Because of all this ambiguity, I don’t know if I can come to any conclusive statement about Davey, Coda, or The Beginner’s Guide. And who knows? Maybe that uncertainty is part of what Wreden hoped to evoke in those who would play it. But something else came to mind in the process of playing and reflecting on the game. All of its themes, along with Coda’s illusive nature and Davey’s almost spiritual outcry in the game’s penultimate level, cause me to reflect on the limits of my understanding of God. On the one hand, I am reminded of the unknowable mystery of God’s will as described by the Apostle Paul in his words to the church in Rome:
“Oh, the depth of the riches and wisdom and knowledge of God! How unsearchable are his judgments and how inscrutable his ways!
‘For who has known the mind of the Lord, or who has been his counselor? Or who has given a gift to him that he might be repaid?’” (Romans 11:33-35)
On the other hand, God is in fact quite knowable. The created world speaks to his attributes, as Paul states in Romans 1:20: “For his invisible attributes, namely, his eternal power and divine nature, have been clearly perceived, ever since the creation of the world, in the things that have been made.” Additionally, God has purposely made himself known to us throughout history as recorded in Scripture. He spoke to Moses at the burning bush and later at Mt. Sinai, in each case revealing a part of himself and the things he values. He spoke through numerous prophets in the Old Testament, instructing them to pass on messages of both judgment and forgiveness, damnation and hope, to various persons and groups of people. And most significantly of all, God has shown us himself in the form of Jesus Christ. Jesus tells his followers that “I and the Father are one” (John 10:30) and “Whoever has seen me has seen the Father” (John 14:9). God becomes one of us and communicated his character in the most relatable way possible.

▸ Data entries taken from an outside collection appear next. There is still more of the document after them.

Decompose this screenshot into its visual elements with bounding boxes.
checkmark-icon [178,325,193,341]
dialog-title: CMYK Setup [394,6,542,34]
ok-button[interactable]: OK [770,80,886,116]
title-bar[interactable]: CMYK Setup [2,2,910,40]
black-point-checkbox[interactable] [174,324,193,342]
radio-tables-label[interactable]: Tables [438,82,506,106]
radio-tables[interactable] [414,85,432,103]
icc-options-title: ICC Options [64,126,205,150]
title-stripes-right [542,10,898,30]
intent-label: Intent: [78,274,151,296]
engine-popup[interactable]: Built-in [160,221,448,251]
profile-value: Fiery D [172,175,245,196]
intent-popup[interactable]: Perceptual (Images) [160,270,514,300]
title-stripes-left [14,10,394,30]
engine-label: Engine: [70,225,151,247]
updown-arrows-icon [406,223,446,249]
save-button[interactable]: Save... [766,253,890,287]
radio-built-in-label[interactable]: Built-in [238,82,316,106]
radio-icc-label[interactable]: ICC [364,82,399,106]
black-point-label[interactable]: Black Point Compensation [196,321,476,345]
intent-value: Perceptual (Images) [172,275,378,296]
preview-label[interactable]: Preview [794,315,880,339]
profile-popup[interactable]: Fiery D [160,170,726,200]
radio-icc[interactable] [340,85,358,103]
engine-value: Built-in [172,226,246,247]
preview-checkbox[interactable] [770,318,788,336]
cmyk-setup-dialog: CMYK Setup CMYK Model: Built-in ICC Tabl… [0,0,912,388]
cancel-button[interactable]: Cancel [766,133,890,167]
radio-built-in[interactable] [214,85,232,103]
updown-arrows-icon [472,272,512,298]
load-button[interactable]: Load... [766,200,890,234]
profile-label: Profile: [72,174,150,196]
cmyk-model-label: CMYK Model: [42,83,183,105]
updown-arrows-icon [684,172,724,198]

To top it off, God’s word can be trusted. Paul refers to God as one “who never lies” (Titus 1:2), and the author of Hebrews confidently asserts God’s truthfulness and constancy:
“So when God desired to show more convincingly to the heirs of the promise the unchangeable character of his purpose, he guaranteed it with an oath, so that by two unchangeable things, in which it is impossible for God to lie, we who have fled for refuge might have strong encouragement to hold fast to the hope set before us.” (Hebrews 6:17-18)
To the extent that we can understand the characters of The Beginner’s Guide, we see Davey seeking to find his identity and purpose in Coda’s work, and in the praise that people would give him because of his connection to it. Instead, he finds that Coda’s work is foreign and unknowable to him, and that it cannot provide the inner wholeness he desperately craves. Coda ultimately pulls away from Davey, explicitly telling him in one of his notes in The Tower that “you’re not my problem to fix.”
God, in contrast, eagerly shares himself with us, inviting us to spend time with him and get to know him better. To a degree, he is unknowable—he understands far more than we do, seeing the grand scheme of history and all its intricate strands, and making decisions that are incomprehensible to us from our limited perspective—but he has revealed enough of his character and his overall purposes to us that we can trust him, that we can indeed find our identity and purpose in him. He is the most reliable narrator we could hope for.